Ahora, con el costo de la guerra contra Irán acercándose a los 1.000 millones de dólares diarios, las fuerzas de MAGA se preparan para descargar los costos de cualquier beneficio de bienestar social que aún permanezca intacto sobre las espaldas de los hogares individuales de la clase trabajadora.
¿Cómo aconsejan los think tanks capitalistas de derecha al gobierno para que haga esto? Un informe profundamente reaccionario de la Heritage Foundation del 8 de enero de 2026, titulado «Salvar a Estados Unidos salvando a la familia: una base para los próximos 250 años», lo expone con doloroso detalle. Este documento de política, complemento del Proyecto 2025, sugiere que, para la gente de MAGA, la reciente restricción del acceso al aborto y las prohibiciones de la atención de reafirmación de género para la comunidad trans son solo el pico del iceberg en lo que respecta a sus objetivos patriarcales.
«Salvar a la familia» sostiene que la Segunda Ola de la liberación femenina y la Guerra contra la Pobreza de 1964 fueron el comienzo de la destrucción de Estados Unidos. El movimiento de liberación femenina, al legitimar el deseo de las mujeres de ir a la universidad y desarrollar habilidades para el tipo de empleo que les daría independencia financiera de la familia, se considera aquí una perversión monstruosa. Debido a ese movimiento, argumentan, las mujeres eran menos propensas a casarse temprano y más propensas a retrasar la maternidad. La lucha por el apoyo básico para las mujeres pobres, afirman los autores, con un evidente sesgo racista, fue igualmente destructiva, lo que condujo a familias sin padres y a una grave decadencia social.
La solución, argumenta «Saving the Family», es la restauración de una sociedad anclada en una familia nuclear, compuesta por un hombre cisgénero y una mujer cisgénero. Esta unidad patriarcal debe funcionar como un núcleo patriótico de la sociedad, educando a esposas e hijos para que respeten la autoridad, inculcando una ética de trabajo que reduzca la necesidad de apoyo social del gobierno y produciendo guerreros. Para «salvar» esta «familia», el informe propone una ingeniería social a escala del «Proyecto Manhattan» que incluye recortar casi todas las ayudas destinadas a las mujeres solteras, eliminar los préstamos estudiantiles para la universidad, proporcionar subsidios en efectivo a las mujeres que tengan hijos mientras están en la veintena, deslegitimar las «uniones no matrimoniales» y el divorcio sin culpa, y acabar con la gestación subrogada y el matrimonio gay.

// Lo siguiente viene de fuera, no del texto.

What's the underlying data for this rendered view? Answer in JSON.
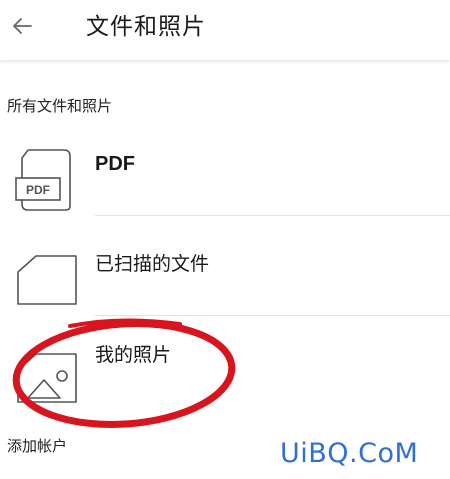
{
  "header": {
    "title": "文件和照片",
    "back_icon": "arrow-left-icon"
  },
  "section": {
    "title": "所有文件和照片"
  },
  "items": [
    {
      "label": "PDF",
      "icon": "pdf-file-icon"
    },
    {
      "label": "已扫描的文件",
      "icon": "folder-icon"
    },
    {
      "label": "我的照片",
      "icon": "image-icon"
    }
  ],
  "add_account": {
    "label": "添加帐户"
  },
  "annotation": {
    "color": "#d8141e"
  },
  "watermark": {
    "text": "UiBQ.CoM",
    "color": "#2f6fd6"
  },
  "pdf_icon_text": "PDF"
}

«Salvar a la familia» marca el inicio del ataque más masivo contra los derechos de las mujeres y la comunidad LGBTQI desde la era nazi. Las mujeres trabajadoras y sus aliados deben estar preparados para organizar una respuesta basada en manifestaciones masivas en las calles, acciones sindicales concertadas en los lugares de producción donde realmente afecte a los patrones, y la decisión de mantenerse independientes de las maquinaciones electorales de los partidos de las grandes empresas.